Biological Interfacial Engineering for Metastatic Cancer Diagnosis and Intervention
Metastasis is responsible for most deaths of cancer burdens. Given that metastatic cancer cells are generally
very low in quantity but high in multiplicity, and able to migrate to diverse organs, the diagnosis and intervention of metastatic
cancers face varieties of challenges. For example, the biomarker for early diagnosis, and detection of circulating
tumor cells by way of epithelial cell adhesion molecule, are complicated by the epithelial-mesenchymal-transition (EMT).
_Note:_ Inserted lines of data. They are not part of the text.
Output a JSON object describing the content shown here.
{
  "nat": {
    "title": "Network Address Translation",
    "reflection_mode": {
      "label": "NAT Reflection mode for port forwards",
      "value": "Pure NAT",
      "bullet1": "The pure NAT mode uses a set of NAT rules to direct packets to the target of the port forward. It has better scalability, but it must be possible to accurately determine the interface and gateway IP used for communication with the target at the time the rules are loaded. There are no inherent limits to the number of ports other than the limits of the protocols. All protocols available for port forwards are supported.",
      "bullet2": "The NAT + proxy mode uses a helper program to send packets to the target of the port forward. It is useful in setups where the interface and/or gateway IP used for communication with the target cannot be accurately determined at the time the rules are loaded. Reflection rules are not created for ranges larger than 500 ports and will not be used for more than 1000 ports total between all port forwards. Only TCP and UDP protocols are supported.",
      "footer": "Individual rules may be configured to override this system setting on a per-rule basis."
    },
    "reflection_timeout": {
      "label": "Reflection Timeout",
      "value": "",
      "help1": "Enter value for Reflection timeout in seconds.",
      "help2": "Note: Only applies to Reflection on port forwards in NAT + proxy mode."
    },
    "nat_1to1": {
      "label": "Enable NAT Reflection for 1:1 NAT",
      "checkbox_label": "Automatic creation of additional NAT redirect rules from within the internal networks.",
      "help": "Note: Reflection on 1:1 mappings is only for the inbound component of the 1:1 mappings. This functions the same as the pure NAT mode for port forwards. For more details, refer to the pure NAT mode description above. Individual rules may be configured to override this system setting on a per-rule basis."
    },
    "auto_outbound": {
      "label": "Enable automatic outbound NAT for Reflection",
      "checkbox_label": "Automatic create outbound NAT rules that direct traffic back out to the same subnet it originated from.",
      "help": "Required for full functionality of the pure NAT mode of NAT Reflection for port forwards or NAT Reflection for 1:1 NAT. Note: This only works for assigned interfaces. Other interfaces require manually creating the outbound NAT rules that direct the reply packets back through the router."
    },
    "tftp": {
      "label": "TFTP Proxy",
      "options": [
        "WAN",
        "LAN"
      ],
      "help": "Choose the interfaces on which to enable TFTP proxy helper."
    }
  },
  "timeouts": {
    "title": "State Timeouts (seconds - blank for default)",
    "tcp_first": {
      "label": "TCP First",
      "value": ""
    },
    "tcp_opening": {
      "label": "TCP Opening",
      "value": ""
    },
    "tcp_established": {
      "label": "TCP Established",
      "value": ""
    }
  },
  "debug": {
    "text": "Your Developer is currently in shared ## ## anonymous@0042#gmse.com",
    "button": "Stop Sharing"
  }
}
Enhanced permeation and retention have been widely explored but with limitations, especially for microscale metastatic
tumors. Furthermore, drug-resistance and side-effects of chemotherapy remain problematic for diverse cancers. Interfaces
of cells play essential roles in many physiological activities including signal transduction and immunological recognition,
which can be exploited for medical application of interfacial materials; indeed, given unique chemical and physical interfacial
properties, numerous micro/nano particles and interfacial materials exhibit great potentials for diagnosis and intervention
of metastatic cancers. Here we highlight current research, opportunities and challenges for application potentials
of biological interfacial engineering in diagnosis and intervention of metastatic cancers.
Keywords: Biological interfacial engineering, cancer, cancer diagnosis and intervention, metastasis.